Tema Transpot & Logistique : Que vous a-t-il manqué pour que votre exploitation fret devienne pérenne ?
Nicolas Debaisieux : En deux mots : de la trésorerie et du temps ! Il nous aurait fallu deux millions d'euros (M€) pour avancer. Ce montant est à mettre en parallèle avec les 2,4 M€ de contrats que nous espérions voir se concrétiser au cours du second trimestre 2023. Il nous aurait fallu du temps également, au moins une année supplémentaire. Mais divers événements intervenus au cours du premier trimestre 2023 comme les mouvements sociaux, l’effondrement de notre bâtiment logistique à Capdenac (Lot) et le retard pris dans la contractualisation de nouveaux trafics nous ont conduits à suspendre l’exploitation du service fret fin avril 2023. Comme nous conservons de très bons contacts avec Fibre Excellence, nous gardons espoir de relancer notre exploitation fret le moment venu.
TTL : Aviez-vous initié des partenariats et quels en ont été les résultats ?

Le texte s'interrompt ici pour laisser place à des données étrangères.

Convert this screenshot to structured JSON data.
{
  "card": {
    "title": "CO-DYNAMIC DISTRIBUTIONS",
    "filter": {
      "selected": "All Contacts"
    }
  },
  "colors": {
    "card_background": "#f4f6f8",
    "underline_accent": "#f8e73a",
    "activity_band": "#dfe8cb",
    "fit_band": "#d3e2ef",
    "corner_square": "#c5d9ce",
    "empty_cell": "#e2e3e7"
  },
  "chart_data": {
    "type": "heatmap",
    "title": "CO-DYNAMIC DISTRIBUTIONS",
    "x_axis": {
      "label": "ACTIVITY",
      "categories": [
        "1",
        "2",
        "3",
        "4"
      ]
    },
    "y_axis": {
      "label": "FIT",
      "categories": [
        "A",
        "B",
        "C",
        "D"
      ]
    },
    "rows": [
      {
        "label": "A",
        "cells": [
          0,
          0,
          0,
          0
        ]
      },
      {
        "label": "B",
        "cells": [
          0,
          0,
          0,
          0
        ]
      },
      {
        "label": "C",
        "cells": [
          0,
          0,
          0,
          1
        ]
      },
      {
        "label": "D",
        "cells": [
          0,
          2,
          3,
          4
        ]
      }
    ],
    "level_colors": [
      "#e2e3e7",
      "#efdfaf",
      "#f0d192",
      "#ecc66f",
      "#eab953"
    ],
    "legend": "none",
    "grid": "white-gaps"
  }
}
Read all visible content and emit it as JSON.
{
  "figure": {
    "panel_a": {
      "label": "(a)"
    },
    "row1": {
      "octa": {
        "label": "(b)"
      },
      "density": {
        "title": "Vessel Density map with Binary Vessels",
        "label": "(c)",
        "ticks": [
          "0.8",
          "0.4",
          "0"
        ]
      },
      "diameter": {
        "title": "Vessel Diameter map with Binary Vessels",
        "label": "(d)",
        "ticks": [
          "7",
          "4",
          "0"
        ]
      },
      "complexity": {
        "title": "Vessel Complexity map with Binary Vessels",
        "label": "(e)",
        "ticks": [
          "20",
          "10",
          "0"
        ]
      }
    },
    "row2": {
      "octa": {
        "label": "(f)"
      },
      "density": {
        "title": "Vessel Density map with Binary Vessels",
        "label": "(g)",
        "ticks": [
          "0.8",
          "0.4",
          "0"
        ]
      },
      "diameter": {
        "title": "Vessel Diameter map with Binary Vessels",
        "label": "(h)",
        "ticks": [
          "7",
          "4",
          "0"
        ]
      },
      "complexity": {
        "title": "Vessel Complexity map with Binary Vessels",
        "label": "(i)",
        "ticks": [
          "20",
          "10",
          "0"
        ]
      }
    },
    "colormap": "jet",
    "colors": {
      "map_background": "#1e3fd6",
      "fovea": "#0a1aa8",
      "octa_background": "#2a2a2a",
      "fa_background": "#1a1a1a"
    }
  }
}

N. D. : Le temps nous a encore manqué pour concrétiser les partenariats que nous avions envisagés. Certes, nous avons réussi à en mettre un en place avec Fret SNCF pour un flux de bois sur Saint-Gaudens, mais d’autres ne se sont pas concrétisés. Il est vrai que notre positionnement à Capdenac ne constituait pas un atout. Cela aurait été plus facile en d’autres lieux comme Toulouse. Plus globalement, on voit là la difficulté à intégrer la partie ferroviaire dans des chaînes logistiques nouvelles. Pourquoi changer des schémas de transport qui fonctionnent alors qu’il n’y a pas d’incitation économique et environnementale à le faire ? Compte tenu des efforts réalisés par l’Alliance 4F et Fret SNCF au travers de son concept Rail Route Connect, nous pouvons raisonnablement nous poser la question de savoir si notre exploitation de dix-huit mois n’est finalement pas arrivée trop tôt par rapport au changement de modèle qui est en train de mûrir.
TTL : Quelles sont les clés du succès pour qu’un nouvel opérateur fret de proximité puisse s’installer durablement sur le marché ?
N. D. : Comme nous l’avons vu plus haut, il convient de ne pas partir trop vite. Il faut donc bien sécuriser les contrats en amont avec les chargeurs et ne pas se contenter de déclarations d’intention. Une bonne capitalisation est par ailleurs essentielle. Au-delà de ces deux éléments déterminants, tout nouvel opérateur doit pouvoir compter également compter sur des équipes de qualité. C’était notre cas. Une autre clef du succès est d’être attaché à un bassin économique important. Enfin, le soutien des collectivités locales est essentiel en ce sens que cela peut permettre de rapprocher des chargeurs des opérateurs de fret de proximité qui desservent le territoire. Surtout, ces mêmes collectivités locales peuvent, le cas échéant, investir dans l’infrastructure ferroviaire tant celle-ci reste très fragile. Nous étions d’ailleurs confrontés à des restrictions de charge à l’essieu sur une partie des lignes desservies.
En attendant, notre projet d’ouverture de services ferroviaires voyageurs sur Bordeaux-Lyon suit son cours. Cela nécessite toutefois un renforcement de nos fonds propres de l’ordre de 4 M€.